A mix of human and AI cooperation. Sound like a sci-fi novel? It’s actually Microsoft’s new security approach.

If you’re an admin, Microsoft has announced two new cloud services to help detect and manage threats to your systems. The first is all machine learning, like most cloud security offerings. The second, however, is human powered.

The First Service: Azure Sentinel

The word “Sentinel” may, once again, conjure images of machines that track down Keanu Reeves in The Matrix. The truth is more benign; Azure Sentinel is a machine learning-based Security and Event Management that takes a steam of security events and distinguishes between the important events, and the mundane ones that can be ignored.

These events might be things like bad passwords, failed attempts to escalate privileges, unusual executables, and so on.

It is designed to minimize false positives and collect data at a cloud scale. It draws data from things like Azure Active Directory, Windows Event Logs, third-party firewalls, endpoint anti-malware software, and so on.

Azure Sentinel is currently available in preview within the Azure Dashboard. It’s free for now, with no word on how it will be commoditized when it goes live.

The Second Service: Threat Experts

Threat Experts is a new feature for Windows Defender Advanced Threat Detection (ATP). It has two parts. The first is targeted attack notifications, which uses a mix of machine-learning systems and human oversight to alert admins to targeted malicious activity. For example, an employee trying to break into a system they shouldn’t have access to.

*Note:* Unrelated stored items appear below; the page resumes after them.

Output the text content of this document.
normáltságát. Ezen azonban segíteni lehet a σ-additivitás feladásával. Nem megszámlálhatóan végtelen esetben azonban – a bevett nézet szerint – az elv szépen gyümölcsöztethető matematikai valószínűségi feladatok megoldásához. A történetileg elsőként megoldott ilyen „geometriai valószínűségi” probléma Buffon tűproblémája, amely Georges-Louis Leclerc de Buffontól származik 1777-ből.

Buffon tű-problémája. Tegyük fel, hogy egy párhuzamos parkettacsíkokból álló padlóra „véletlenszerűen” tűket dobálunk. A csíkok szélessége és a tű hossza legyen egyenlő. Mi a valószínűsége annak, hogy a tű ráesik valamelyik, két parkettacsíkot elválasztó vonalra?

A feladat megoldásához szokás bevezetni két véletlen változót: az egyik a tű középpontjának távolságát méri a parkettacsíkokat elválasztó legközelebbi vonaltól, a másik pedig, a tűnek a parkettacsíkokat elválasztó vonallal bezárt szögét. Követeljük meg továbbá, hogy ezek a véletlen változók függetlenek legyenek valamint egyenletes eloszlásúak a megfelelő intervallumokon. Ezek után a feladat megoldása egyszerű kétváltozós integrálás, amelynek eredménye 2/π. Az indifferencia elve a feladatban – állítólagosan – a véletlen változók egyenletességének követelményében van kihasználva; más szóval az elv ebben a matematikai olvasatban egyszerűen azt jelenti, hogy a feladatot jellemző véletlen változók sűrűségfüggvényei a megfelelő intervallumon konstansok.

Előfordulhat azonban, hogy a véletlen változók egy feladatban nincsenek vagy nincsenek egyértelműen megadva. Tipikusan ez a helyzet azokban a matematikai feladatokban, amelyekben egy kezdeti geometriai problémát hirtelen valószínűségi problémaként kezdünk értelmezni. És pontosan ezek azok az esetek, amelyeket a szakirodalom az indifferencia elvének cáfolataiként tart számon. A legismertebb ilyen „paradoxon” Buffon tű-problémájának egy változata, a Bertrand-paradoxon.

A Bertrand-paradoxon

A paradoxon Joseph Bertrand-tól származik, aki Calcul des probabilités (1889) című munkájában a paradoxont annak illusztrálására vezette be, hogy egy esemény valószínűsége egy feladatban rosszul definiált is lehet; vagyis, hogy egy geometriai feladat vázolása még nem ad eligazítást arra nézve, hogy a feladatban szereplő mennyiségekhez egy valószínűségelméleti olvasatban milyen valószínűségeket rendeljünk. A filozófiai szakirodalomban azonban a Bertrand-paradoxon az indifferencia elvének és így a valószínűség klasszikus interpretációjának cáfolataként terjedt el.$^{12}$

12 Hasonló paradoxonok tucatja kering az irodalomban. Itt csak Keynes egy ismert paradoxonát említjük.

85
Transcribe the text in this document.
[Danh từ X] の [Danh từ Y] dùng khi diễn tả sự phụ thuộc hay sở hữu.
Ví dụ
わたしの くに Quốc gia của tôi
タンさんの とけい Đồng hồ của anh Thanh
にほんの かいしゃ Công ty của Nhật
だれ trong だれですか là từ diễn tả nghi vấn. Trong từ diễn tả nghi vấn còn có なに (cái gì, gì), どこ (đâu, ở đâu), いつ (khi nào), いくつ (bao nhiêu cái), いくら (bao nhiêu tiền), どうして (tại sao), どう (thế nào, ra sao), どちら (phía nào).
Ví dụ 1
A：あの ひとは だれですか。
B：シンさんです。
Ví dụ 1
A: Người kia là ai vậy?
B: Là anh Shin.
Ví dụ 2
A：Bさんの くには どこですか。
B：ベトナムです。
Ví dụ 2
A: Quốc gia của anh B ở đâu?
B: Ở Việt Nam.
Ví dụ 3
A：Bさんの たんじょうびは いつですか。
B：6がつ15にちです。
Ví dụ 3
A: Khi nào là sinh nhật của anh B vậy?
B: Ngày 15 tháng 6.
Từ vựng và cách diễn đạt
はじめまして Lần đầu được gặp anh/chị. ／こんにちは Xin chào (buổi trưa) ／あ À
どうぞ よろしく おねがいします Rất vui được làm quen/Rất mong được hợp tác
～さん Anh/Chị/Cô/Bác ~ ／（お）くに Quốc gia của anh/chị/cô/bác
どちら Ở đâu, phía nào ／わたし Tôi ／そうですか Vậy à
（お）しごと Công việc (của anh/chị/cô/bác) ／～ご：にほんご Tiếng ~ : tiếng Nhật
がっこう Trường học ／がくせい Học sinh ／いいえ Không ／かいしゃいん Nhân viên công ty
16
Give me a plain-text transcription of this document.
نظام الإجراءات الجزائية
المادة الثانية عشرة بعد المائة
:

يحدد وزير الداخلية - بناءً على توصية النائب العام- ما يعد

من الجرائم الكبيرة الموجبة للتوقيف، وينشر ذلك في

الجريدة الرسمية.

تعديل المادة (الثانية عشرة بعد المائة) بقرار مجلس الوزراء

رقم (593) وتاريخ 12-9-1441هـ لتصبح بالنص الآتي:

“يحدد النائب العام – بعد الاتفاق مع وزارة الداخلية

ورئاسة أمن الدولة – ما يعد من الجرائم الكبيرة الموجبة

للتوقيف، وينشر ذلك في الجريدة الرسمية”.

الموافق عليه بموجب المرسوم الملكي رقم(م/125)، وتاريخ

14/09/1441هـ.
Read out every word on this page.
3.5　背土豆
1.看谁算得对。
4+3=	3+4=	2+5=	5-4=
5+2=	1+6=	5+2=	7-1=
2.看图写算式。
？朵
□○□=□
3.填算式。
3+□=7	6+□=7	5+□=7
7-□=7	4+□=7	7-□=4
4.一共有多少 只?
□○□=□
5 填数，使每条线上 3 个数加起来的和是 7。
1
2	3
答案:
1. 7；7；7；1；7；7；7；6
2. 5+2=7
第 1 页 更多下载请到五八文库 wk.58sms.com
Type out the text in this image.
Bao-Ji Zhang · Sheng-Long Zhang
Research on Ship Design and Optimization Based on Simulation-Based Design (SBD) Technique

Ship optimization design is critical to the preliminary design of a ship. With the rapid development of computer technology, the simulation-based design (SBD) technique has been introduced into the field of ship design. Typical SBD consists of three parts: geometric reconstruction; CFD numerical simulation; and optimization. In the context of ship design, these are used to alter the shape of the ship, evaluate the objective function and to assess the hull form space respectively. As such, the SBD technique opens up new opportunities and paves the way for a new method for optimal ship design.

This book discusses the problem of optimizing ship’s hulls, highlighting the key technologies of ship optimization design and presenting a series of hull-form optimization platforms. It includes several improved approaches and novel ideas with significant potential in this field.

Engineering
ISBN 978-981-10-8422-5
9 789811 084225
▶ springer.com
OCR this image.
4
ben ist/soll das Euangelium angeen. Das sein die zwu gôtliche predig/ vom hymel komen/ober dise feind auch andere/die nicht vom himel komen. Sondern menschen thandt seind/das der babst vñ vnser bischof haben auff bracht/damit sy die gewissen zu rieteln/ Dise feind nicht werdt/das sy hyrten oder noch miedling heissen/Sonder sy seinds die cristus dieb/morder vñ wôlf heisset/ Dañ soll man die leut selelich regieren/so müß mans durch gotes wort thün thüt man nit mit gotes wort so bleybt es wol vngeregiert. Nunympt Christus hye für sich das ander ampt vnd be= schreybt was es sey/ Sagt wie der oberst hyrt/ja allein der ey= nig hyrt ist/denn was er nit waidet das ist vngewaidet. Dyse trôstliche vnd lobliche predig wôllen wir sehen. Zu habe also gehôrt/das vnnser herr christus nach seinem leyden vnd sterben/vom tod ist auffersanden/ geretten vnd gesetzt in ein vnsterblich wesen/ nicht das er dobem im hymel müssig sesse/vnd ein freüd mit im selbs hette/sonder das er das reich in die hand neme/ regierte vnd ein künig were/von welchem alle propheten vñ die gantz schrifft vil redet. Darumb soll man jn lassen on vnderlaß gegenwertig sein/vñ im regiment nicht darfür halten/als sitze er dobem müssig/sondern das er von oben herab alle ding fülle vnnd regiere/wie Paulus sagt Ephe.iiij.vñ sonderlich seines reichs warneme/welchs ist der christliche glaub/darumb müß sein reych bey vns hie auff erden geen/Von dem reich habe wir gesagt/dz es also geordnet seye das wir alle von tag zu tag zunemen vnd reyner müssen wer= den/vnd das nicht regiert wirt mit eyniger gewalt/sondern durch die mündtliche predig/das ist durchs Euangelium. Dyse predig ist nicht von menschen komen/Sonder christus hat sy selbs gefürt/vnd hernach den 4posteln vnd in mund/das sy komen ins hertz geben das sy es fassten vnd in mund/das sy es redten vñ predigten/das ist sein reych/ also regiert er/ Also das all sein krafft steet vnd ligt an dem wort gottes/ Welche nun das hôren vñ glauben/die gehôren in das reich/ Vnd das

This is different from a broader-style attack (e.g. self-perpetuating ransomware). And Microsoft states the human oversight only involves anonymous data.

The second is an “Ask a Threat Expert” button which is located in the Windows Defender Security Center. If you’re noticing something suspicious that your anti-malware defenses aren’t picking up, you can reach out to a real human and get some advice. If necessary, you’ll be transitioned to Microsoft’s Incident Response Service.

How Well Will ‘Threat Experts’ Go?

One of the reasons organizations prefer AI is because they don’t require manpower. It will be interesting to see how Microsoft’s efforts to have real computer security experts on the clock work out in practice. Of course, it’s a good thing for anyone looking to get hold of a real person to not just identify a security threat, but investigate it.